The opportunity is to stop being a destination and start being a platform.

In your experience, how do you build innovation cultures that last?

You build them around execution, not ideas.

Most organizations say they value innovation, but what they actually reward is risk avoidance. Lasting innovation cultures flip that. They make it safe to test, learn, and adjust quickly.

That requires a few things:

  • Clear connection between innovation and real operational outcomes
  • Access to real environments where ideas can be tested, not just discussed
  • Leadership that reinforces learning velocity over being right the first time

The cultures that last are the ones where innovation is part of how work gets done, not a separate activity.

How do you guide teams to think about product-market fit, particularly in the healthcare space?

In healthcare, product-market fit is really workflow fit and incentive fit. Those are the two questions that matter.

Does this slot into existing processes without adding burden? And does it help the organization hit the metrics it’s actually measured on? If the answer to either is no, the adoption story falls apart regardless of how strong the underlying idea is. Value has to be visible fast—time saved, enrollment improved, compliance increased—because the system doesn’t extend much patience to promising but unproven.
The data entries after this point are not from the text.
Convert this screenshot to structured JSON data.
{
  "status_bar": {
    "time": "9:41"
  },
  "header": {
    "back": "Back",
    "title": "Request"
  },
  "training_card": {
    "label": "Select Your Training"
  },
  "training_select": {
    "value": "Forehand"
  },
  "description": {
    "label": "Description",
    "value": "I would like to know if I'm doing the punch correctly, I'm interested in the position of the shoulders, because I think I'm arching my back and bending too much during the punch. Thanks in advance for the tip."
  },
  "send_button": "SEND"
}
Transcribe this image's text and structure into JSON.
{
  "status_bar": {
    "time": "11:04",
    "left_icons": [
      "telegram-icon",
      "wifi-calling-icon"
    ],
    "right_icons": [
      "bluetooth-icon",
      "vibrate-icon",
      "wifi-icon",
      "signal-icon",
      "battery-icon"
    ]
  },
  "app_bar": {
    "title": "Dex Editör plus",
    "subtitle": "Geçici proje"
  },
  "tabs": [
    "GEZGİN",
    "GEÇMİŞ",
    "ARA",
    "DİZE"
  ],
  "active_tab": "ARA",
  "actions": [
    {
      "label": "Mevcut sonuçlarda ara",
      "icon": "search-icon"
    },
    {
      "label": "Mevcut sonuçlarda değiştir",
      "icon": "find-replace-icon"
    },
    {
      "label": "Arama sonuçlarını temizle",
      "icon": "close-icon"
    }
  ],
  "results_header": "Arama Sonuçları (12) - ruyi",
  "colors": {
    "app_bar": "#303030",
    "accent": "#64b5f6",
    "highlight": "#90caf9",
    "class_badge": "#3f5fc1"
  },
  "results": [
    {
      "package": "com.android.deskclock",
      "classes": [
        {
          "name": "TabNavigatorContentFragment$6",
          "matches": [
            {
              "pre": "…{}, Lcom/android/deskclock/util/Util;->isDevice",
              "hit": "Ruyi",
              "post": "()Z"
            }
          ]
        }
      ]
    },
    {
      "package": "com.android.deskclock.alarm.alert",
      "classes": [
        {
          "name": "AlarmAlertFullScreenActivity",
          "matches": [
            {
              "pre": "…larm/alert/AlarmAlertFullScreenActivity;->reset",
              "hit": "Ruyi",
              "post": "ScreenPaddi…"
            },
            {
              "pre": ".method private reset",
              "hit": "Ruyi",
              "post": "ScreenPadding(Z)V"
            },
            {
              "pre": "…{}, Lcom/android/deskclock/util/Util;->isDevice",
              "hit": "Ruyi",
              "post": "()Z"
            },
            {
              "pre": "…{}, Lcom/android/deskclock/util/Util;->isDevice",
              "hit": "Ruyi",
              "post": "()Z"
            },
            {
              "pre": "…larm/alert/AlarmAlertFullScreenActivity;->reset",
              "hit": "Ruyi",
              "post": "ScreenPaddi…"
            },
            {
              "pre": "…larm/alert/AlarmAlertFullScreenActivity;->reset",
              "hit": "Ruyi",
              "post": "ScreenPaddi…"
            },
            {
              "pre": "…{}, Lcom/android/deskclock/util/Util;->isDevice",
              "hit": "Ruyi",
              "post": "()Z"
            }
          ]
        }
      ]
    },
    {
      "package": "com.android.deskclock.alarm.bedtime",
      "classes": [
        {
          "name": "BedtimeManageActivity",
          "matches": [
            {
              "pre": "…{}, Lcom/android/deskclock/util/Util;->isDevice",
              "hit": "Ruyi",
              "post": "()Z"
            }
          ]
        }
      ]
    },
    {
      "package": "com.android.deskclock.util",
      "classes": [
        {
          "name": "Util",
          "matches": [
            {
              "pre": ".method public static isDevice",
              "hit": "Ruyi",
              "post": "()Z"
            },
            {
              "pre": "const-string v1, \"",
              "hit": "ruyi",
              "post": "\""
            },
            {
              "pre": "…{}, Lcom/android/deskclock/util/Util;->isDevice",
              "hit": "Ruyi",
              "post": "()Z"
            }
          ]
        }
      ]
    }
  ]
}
What lessons about execution and growth have stayed with you across your work?

Execution is friction removal. That’s the lens I’ve kept across every context. The biggest gains almost never come from adding something new. They come from identifying what’s slowing the system down and eliminating it.

Growth follows when the underlying system works. When it doesn’t, adding more effort or resources usually just amplifies the dysfunction.

What excites you about AI’s potential in this field—and what concerns you?

What excites me is the potential to absorb the manual burden that’s crushing clinical research operations right now: patient identification, outreach, data abstraction, operational decision-making. There’s real leverage there.

What concerns me is the tendency to automate before understanding the workflow. AI tools that don’t account for how sites actually operate, how investigators actually make decisions, how patients actually engage—those tools add noise instead of reducing it. The biggest opportunity is pairing AI capability with strong operational design. One without the other doesn’t hold.

What motivates you to keep doing this kind of work—what excites you about clinical research innovation?

Access. The gap between what’s achievable in clinical research and what patients actually experience is still enormous…in who gets enrolled, where trials run, how long they take. Closing that gap requires better systems, better tools, and better execution. That’s the work. I don’t find it abstract.

Outside of work, what’s something you love to do that recharges or inspires you—whether it’s a book, hobby, etc.?

I spend a lot of time leveraging the capabilities of AI to explore large data sets. I want to understand what non-obvious patterns exist in the ecosystem that we could address. I also do “touch grass” throughout the day, thanks to my trusted assistant: my German Shepherd, Lilly.

What’s a fun fact people may be surprised to learn about you?

I have a German Shepherd named Lilly who keeps me honest on systems thinking. She’s incredibly routine-driven, and if something breaks that pattern, she immediately reacts. It’s a good reminder that well-designed systems should feel intuitive…if they don’t, people (and dogs) will push back.